Ms. Thunberg’s behavior and demeanor is premised on child logic, which believes all adults are idiots because the young simply do not know how bewilderingly complex adulthood actually is. Many times it is the case that children must grow up and have children themselves before they finally realize adults are a lot smarter than they might first appear. The preponderance of young sages now crowding social media and filming earnest podcasts where they blithely explain the answers to all of our world’s problems must be commended for their passion and high ideals—I hope they carry some portion of these throughout their lives—but they must also be regularly reminded that they have a lot more to learn about how the world actually works.
Unfortunately, excitable and innocent youth can also serve the purposes of adults who realize their political uses as both a symbol and a weapon.
The advocates and politicians who are today pushing children and adolescents to the forefronts of political movements ranging from gun control to reproductive rights are often exploiting those who trust their judgments and purposes. Given that the young are typically anxious to please adults in order to gain approval and validation, the potential for self-serving manipulation is both obvious and worrisome.
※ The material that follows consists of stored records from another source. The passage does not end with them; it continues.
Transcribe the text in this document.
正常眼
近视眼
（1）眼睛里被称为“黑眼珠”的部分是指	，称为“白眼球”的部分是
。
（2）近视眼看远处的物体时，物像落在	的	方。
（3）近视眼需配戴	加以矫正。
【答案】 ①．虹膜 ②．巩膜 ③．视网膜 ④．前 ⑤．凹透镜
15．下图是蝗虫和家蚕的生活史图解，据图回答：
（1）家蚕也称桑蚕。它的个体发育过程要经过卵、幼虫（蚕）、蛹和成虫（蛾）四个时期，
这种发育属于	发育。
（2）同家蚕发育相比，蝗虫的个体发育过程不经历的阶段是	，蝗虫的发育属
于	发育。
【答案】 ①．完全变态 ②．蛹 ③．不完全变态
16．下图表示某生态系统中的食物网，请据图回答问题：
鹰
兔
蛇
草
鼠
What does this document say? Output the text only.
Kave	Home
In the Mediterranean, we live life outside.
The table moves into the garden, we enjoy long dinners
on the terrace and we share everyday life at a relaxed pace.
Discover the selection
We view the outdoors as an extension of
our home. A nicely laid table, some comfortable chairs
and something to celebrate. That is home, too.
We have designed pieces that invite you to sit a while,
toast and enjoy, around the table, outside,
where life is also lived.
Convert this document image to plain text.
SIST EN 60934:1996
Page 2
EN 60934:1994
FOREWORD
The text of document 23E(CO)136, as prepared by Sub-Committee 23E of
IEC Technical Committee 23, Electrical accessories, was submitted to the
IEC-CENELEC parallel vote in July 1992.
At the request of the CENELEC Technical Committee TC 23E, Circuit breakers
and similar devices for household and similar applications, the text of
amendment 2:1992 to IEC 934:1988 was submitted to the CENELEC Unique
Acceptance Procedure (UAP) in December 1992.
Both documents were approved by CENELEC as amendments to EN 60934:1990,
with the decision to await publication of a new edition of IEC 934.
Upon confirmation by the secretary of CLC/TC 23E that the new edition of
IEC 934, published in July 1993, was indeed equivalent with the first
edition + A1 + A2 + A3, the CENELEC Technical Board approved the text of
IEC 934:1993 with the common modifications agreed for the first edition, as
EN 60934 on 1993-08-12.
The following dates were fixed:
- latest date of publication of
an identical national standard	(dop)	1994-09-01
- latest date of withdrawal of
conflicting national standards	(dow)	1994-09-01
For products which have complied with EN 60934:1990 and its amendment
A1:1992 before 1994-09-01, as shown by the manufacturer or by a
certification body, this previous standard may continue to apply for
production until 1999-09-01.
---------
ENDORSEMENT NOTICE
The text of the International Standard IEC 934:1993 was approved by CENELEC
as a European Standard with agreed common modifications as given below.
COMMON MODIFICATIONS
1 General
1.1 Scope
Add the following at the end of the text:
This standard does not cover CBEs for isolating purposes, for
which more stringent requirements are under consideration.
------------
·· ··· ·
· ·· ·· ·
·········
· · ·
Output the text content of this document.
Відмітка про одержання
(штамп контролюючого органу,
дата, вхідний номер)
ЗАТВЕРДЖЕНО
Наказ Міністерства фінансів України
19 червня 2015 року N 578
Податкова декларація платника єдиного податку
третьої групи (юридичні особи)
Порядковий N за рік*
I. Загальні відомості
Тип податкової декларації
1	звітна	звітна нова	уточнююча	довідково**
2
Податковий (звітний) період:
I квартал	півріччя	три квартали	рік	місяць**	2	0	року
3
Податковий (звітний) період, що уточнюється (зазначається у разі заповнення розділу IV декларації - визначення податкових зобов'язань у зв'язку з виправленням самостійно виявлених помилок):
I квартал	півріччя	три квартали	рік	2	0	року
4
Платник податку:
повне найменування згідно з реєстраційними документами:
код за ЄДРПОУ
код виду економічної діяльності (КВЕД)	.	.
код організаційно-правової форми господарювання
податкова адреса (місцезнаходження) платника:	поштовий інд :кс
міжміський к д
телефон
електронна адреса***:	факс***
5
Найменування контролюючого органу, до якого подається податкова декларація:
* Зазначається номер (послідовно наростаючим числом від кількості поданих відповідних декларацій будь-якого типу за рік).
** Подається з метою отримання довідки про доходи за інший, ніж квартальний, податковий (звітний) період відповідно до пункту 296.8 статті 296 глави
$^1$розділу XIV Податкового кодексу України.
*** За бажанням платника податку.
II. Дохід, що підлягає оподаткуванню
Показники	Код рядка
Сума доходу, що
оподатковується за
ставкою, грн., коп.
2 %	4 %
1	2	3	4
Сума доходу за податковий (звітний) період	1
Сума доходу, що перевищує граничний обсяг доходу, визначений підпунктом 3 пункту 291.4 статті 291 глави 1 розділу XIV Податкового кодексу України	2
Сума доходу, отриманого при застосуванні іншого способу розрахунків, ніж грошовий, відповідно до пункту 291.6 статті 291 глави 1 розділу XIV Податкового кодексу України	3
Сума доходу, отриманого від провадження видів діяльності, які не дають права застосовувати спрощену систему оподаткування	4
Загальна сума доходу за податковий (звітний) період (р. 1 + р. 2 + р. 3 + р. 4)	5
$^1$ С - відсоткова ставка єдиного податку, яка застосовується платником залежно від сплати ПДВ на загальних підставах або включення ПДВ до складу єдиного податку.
The recent trend of, for example, public school teachers encouraging students to join them on picket lines during contract negotiations is a head spinning example of adults turning those over whom they have clear influence and control into props for their personal gain—which is both abusive and irresponsible.
Believing passionately is not the same as knowing the truth, and we must remember—no many how many academic degrees we have earned—that our most dearly held beliefs might be flat wrong. This is an extraordinarily difficult concept for many educated adults to navigate; it is, however, nearly impossible for a credulous child or adolescent to fathom. Responsible adults, who might in many instances be somewhat divorced from reality themselves because they are carried away by their own fervent academic certitude, must not abuse the innocent trust of children.
Encouraging those too young to make informed and thoughtful decisions about their beliefs and values to leap into situations where their zeal might be taken advantage of will often expose them to people and situations that could cause trauma and long-term psychological damage. We cannot allow this to continue, and adults must stop stealing the wide-eyed enthusiasm of childhood to suit their own political purposes.